To help cope with stress:

  • Lower your expectations; accept that there are events you cannot control.
  • Ask others to help or assist you.
  • Take responsibility for the situation.
  • Engage in problem solving.
  • Express distressing emotions. Be assertive instead of aggressive. "Assert" your feelings, opinions, or beliefs instead of becoming angry, combative, or passive.
  • Maintain emotionally supportive relationships.
  • Maintain emotional composure.
  • Challenge previously held beliefs that are no longer adaptive.
  • Directly attempt to change or eliminate the source of stress.
  • Distance yourself from the source of stress, if possible.
  • Learn to relax.
  • Eat and drink sensibly.
  • Stop smoking or other bad habits.
  • Exercise regularly.
  • Maintain a healthy sense of self-esteem.

Experts agree that coping is a process rather than an event. You may need several different strategies to cope with a stressful situation.

Find a quiet location free of distractions, get comfortable, and try to block out worries and distracting thoughts. Then try these exercises:

  • Rhythmic breathing. Count slowly to five as you inhale, and then count slowly to five as you exhale. Pay attention to how your body naturally relaxes.
  • Deep breathing. Imagine a spot just below your navel. Breathe into that spot, filling your abdomen with air, and then let it out, like deflating a balloon.
  • Visualized breathing. Breathe deeply in a natural rhythm. Picture relaxation entering your body with each inhale and tension leaving your body with each exhale.
  • Progressive muscle relaxation. Take a few deep breaths, exhaling slowly. Mentally scan your body. Notice areas that feel tense or cramped. Quickly loosen up these areas. Let all of your muscles completely relax.
  • Relax to music. Pick music that lifts your mood or that you find soothing or calming. Play it while you do other relaxation exercises.
  • Mental imagery relaxation. This exercise, also called guided imagery, coaches you in creating calm, peaceful images in your mind. Identify negative thoughts and emotions and replace them with positive affirmations.

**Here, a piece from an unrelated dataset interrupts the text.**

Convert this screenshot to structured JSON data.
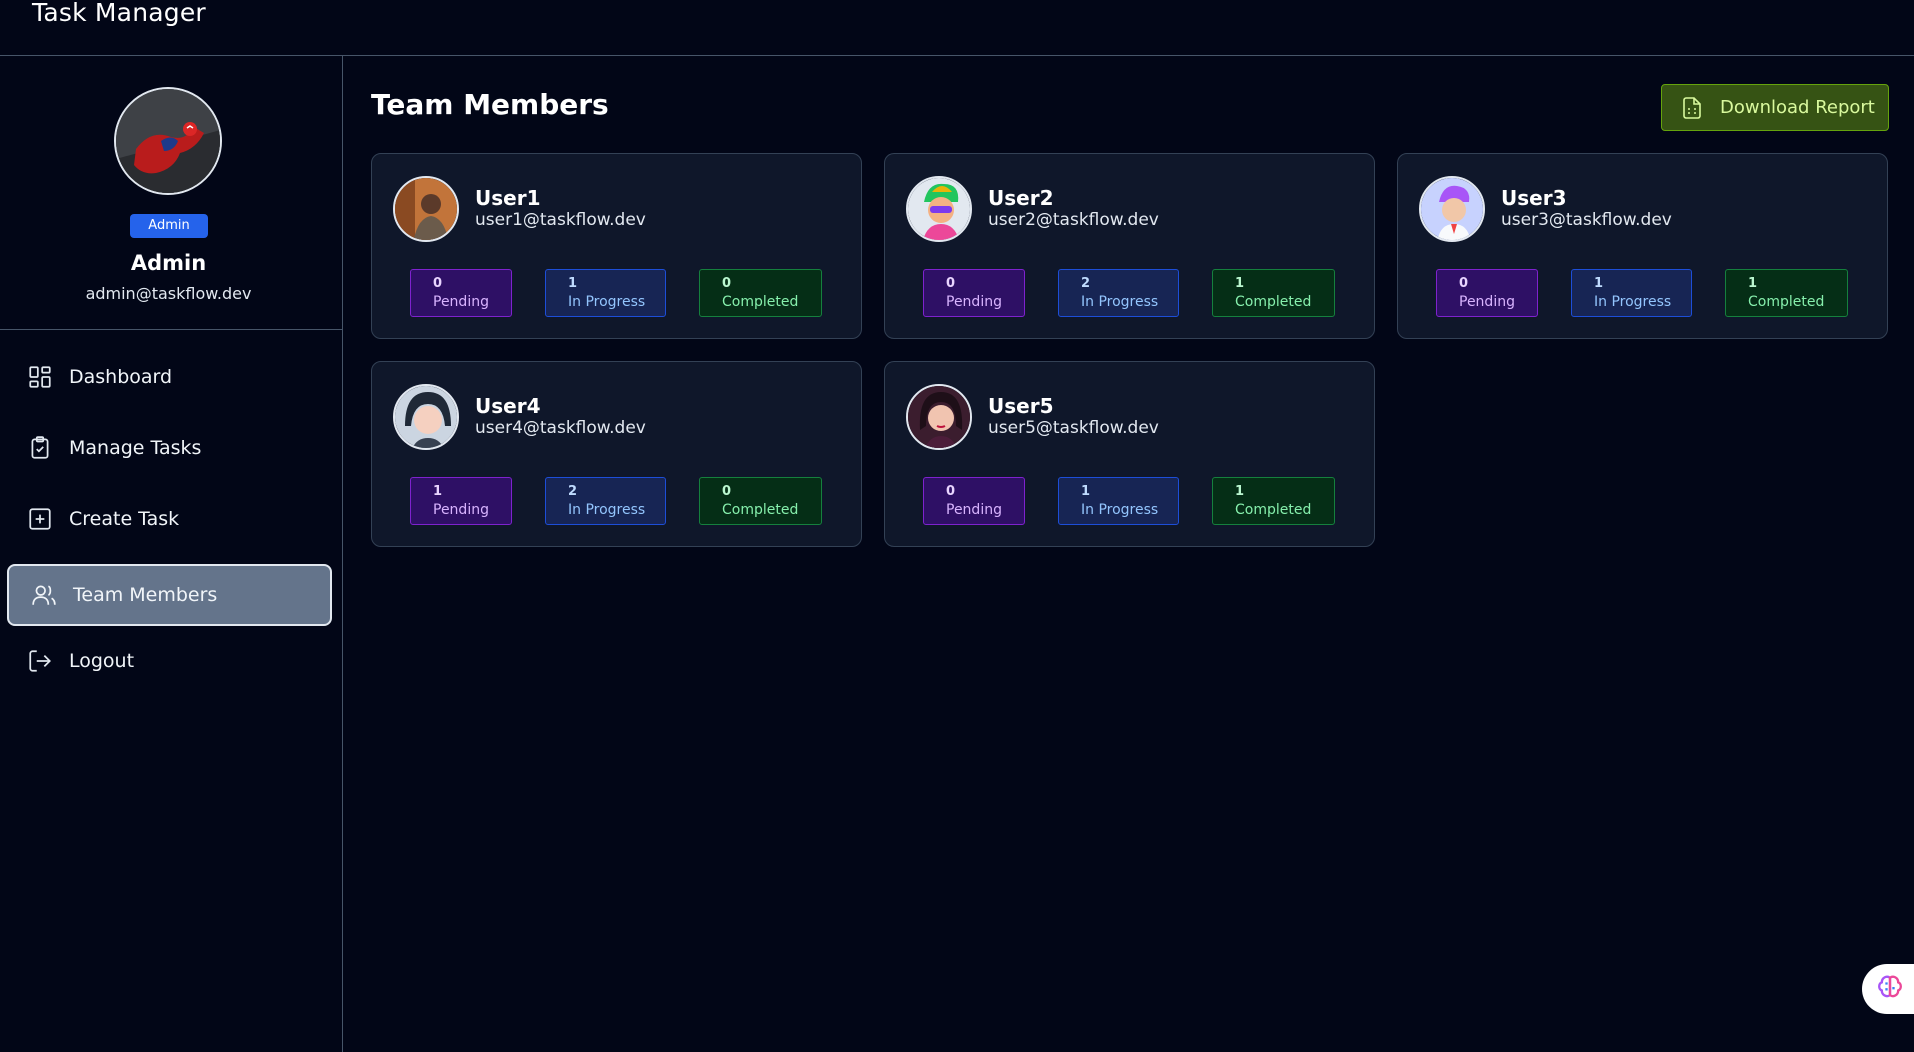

You should seek help in dealing with stress when you experience any of the following:

  • Marked decline in work/school performance
  • Excess anxiety
  • Alcohol or drug abuse
  • Inability to cope with demands of daily life
  • Irrational fears
  • Obsessive preoccupation with food and fear of becoming obese with no relationship to actual body weight
  • Significant change in sleeping or eating habits
  • Persistent physical ailments and complaints
  • Suicidal thoughts or urge to hurt others
  • Self-mutilation, self-destructive or dangerous behavior
  • Sustained, withdrawn mood or antisocial behavior
  • Decline or marked indifference in interpersonal relationships

Your personal doctor. They can determine if stress is due to an anxiety disorder, a medical condition, or both and can refer you to a mental health professional, if necessary.

If you think you’re having an emergency, call a crisis hotline, or go to the nearest emergency room.